The exhibition will go on display from the 7th October until the 14th February 2027.

It has been announced that the Whitechapel Gallery will present a major exhibition celebrating the work of Cecilia Vicuña, one of Latin America’s most internationally renowned artists, poets, and feminist activists.
Spanning across six decades, this show will provide a unique opportunity to explore Vicuña’s interdisciplinary practice, which intentionally dissolves the boundaries between visual art, poetry, performance, ritual and activism, and encompasses painting, textile, photography, installation and film.
A key part of Vicuña’s work is her commitment to honouring and preserving ecosystems and indigenous systems of knowledge. She regards the destruction of the natural world and erasure of indigenous communities as interconnected forms of violence and sees their recovery and preservation as the only way to imagine and create alternative futures. Many of her installations function as acts of remembrance for cultures, languages and ways of being that have been suppressed by dominant Western models and colonial systems.
The exhibition will begin with Quipu Menstrual (2006–2024), a dense sculptural installation of unspun wool in vivid shades of red and brown suspended from the ceiling. Vicuña has been creating ‘quipus’ (knots) for over 50 years as striking embodiments of an ancestral, non-alphabetic communication system rooted in Andean culture.
Another key aspect of Vicuña’s artistic language are the series of works titled precarios. She began making these small sculptures in the mid-1960s, crafted from hand-bound booklets, newspaper cuttings, papers, prints, fabric, feathers and other found materials. Originally laid out on the beach for the high tide to erase, these fragile ‘spatial poems’ are defined by their ephemerality and challenge conventional understandings of sculpture as fixed or permanent, offering instead a poetic counterpoint to the extractive logics of colonisation and capitalism. Vicuña’s only surviving precarios from her time in London, Precarios: A Journal of Objects for the Chilean Resistance (1973–74), will be shown alongside archival documentation of the 400 lost works from the same collection.
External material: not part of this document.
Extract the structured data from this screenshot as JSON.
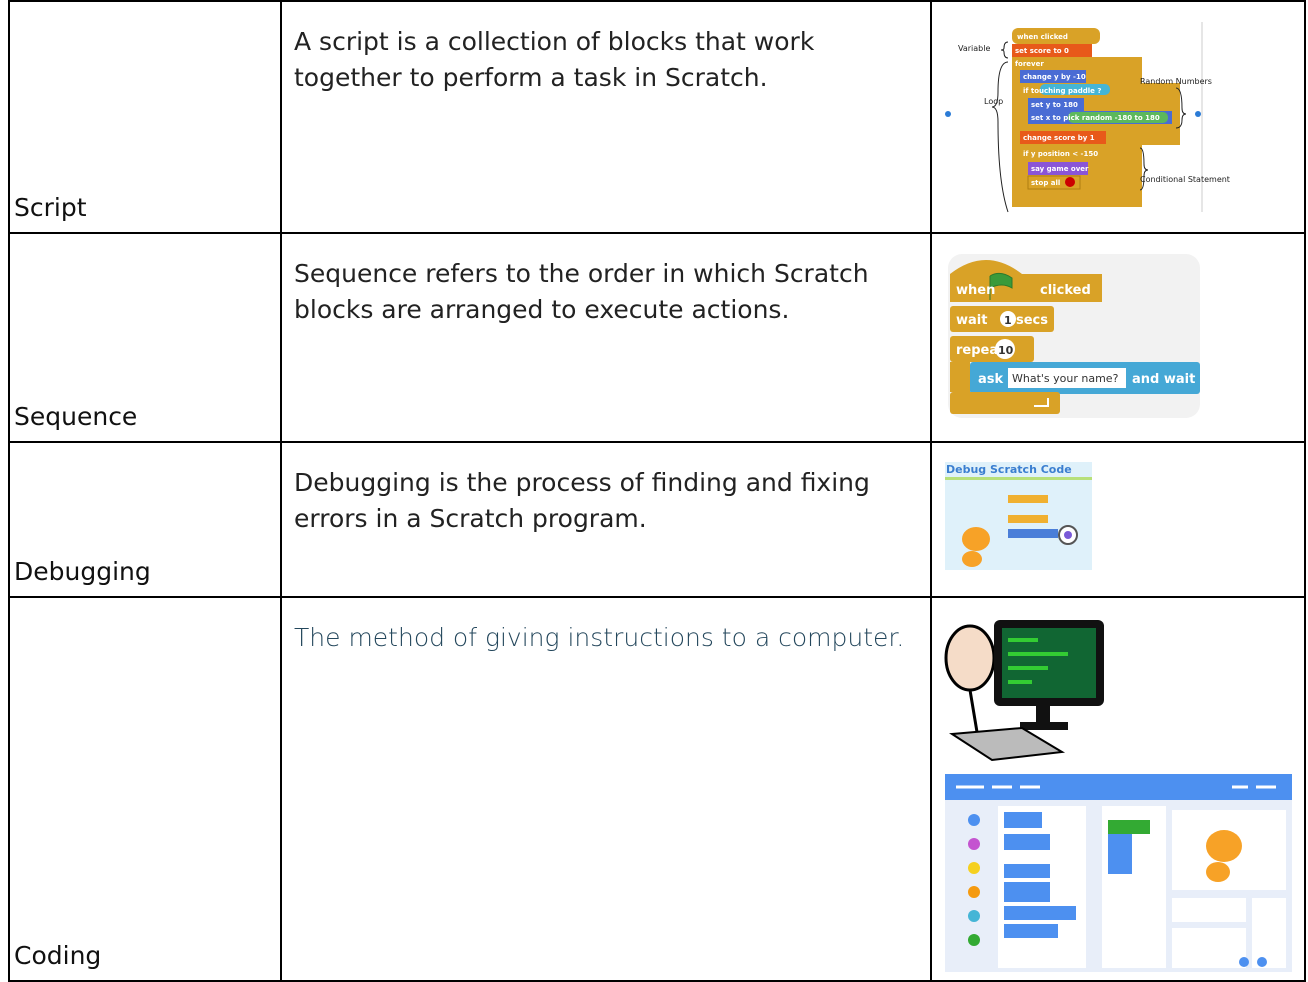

Also on display are a series of works dedicated to Vicuña’s performances and interventions in public spaces which she has been developing from the 1960s to the present day. These include the short film What is Poetry to You? (1980). Filmed in the vibrant streets of Bogotá, where she was based from 1975 to 1980, the work presents a series of intimate encounters where Vicuña asks various individuals, from children and street performers to scientists, artists, and sex workers, the same question: ‘What is poetry to you?’.
The exhibition will then continue with a dedicated display on Artists for Democracy (AFD), the organisation Vicuña co-founded in London in 1974 with David Medalla, John Dugger and Guy Brett in solidarity with Chile and other liberation struggles worldwide. This section brings together never-before-seen documents, photographs and printed materials, offering insight into both the collective’s activities and Vicuña’s formative time in London.
Concluding the exhibition is Ciudad Geométrica (2025), a new large-scale installation presented in the UK for the first time. Composed of ephemeral materials such as driftwood, feathers, shells and bones, the installation brings together elements collected in Belgium, Chile and New York, forming a minimalist ‘geometric city’. Vicuña originally trained in architecture before turning to art, and these structures echo the sculptural logic of Andean pre-Hispanic architecture as well as offering an alternative form of world-building.